Castlelake boosts widebody exposure in next aircraft ABS
Castlelake’s next aircraft lease securitization features slightly higher exposure to widebody aircraft, which may have experienced some softness in valuations over the past year, according to Fitch Ratings.
However, the lessor is borrowing less heavily against the collateral than in its prior deal, completed in June 2018. The notes to be issued in the latest transaction also amortize more quickly, reducing investor exposure to a potential decline in the valuation of the assets.
The $867.6 million Castlelake Aircraft Structured Trust is backed by a pool of 32 aircraft, 28 of them (93% of the pool) on lease to 13 airlines in 12 countries and four (7%) financed with loans guaranteed by MN Airlines, LLC d/b/a Sun Country Airlines, according to Fitch Ratings.
The pool is made up of largely liquid, midlife A320s and B737s with a weighted average age of nine years. There are also two widebody B777-300ERs and one A330-200 totaling 28.4% of the pool, which are prone to higher transition costs. Notably, 13.8% of the initial contracted cash flow is from one of the B777-300ERs. By comparison, 22.6% of the collateral for Castlelake’s prior deal, which was also rated by Fitch, were widebody aircraft. No aircraft in the latest deal will come off lease until 2020, and 48.1% of the pool comes off lease in 2024-2025.
In its presale report, Fitch cites the “general opinion of appraisers” that the B777-300ER and A330-200 aircraft have been experiencing softness in the past year, especially the B777-300ER. “There are a material amount of them coming off lease in the next two to three years, and lease rates have already been softening,” the presale report states. “Meanwhile, the A330-200 has much more availability than the -300 which is generally the preferred variant by airlines.”
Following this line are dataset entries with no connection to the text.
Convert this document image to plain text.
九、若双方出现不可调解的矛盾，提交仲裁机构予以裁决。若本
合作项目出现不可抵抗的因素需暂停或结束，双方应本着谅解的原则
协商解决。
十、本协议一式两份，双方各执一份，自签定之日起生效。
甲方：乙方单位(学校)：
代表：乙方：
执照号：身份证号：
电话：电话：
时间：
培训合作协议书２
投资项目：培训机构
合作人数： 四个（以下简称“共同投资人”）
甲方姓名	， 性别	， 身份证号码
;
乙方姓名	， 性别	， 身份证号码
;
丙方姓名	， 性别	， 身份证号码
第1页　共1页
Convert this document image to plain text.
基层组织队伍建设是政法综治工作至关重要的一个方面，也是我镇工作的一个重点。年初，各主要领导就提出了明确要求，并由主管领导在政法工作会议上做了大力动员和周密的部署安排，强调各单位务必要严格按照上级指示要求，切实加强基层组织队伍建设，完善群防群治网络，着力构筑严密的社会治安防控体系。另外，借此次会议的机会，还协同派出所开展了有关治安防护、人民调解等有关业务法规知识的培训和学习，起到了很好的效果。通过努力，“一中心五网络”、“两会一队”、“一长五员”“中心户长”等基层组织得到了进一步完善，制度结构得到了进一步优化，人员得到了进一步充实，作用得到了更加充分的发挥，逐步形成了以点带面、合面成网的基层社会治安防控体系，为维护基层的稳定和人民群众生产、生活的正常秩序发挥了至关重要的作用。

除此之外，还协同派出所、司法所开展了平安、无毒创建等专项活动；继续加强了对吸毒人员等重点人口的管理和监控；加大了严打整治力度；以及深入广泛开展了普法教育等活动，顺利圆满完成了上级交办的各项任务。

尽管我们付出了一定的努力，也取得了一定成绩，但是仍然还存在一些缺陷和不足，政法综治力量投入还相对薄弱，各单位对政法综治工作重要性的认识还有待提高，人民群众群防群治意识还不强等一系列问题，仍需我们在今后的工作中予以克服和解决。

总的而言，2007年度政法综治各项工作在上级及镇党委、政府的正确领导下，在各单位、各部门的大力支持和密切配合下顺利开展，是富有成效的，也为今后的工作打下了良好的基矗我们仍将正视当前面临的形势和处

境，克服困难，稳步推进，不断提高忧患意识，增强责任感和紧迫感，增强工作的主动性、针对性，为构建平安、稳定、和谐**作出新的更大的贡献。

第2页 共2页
While the collateral may be slightly weaker than that of Castlelake’s prior deal, the structure of the deal may help insulate investors from a decline in valuations. All three tranches of rated notes to be issued represent lower loan-to-value ratios, though the presale report does not provide comparable figures for the 2018 deal. The $679.4 million of Class A notes with a 65% LTV are rated A; $115 million of Class B notes with 76% LTV are rated BBB; $7.2 million of class C notes with 83% LTV are rated BB.
Also, the Class A notes amortize with a 12.5-year schedule for the majority of the assets, pus 10-year schedules for the widebody aircraft and 6.5-year schedules for the four Sun Country loans. This compares to, in the prior transaction, 14 years for all assets for years one to three and then 12 years thereafter.
Goldman Sachs is lead structuring agent and joint bookrunner, along with BNP Paribas Securities, Deutsche Bank Securities and Citigroup.
Among other key rating considerations, funds managed by Castlelake, the sellers of the aircraft to CLAS 2019-1, will provide a portion of the equity to the transaction, consistent with similar investments made by the funds in prior deals. “Therefore, Castlelake will have a vested interest in performance outside of merely collecting servicing fees,” the presale report states. It notes, however, that Castlelake does have the ability to sell their equity position in the future.
And Fitch is concerned that 14 of the aircraft are not currently owned by Castlelake, though the current owners have agreed to sell them to the securitization trust. So in the event that the purchases are not completed, there would be a change of the composition or size of the portfolio of collateral. In addition, the window of time during which ownership of the aircraft can be transferred to the trust, 360 days, is much longer than the 270-day delivery period for most aircraft lease securitizations. However, if any aircraft or replacements are not transferred, the applicable debt amount will be prepaid to noteholders from the acquisition account, offsetting this risk.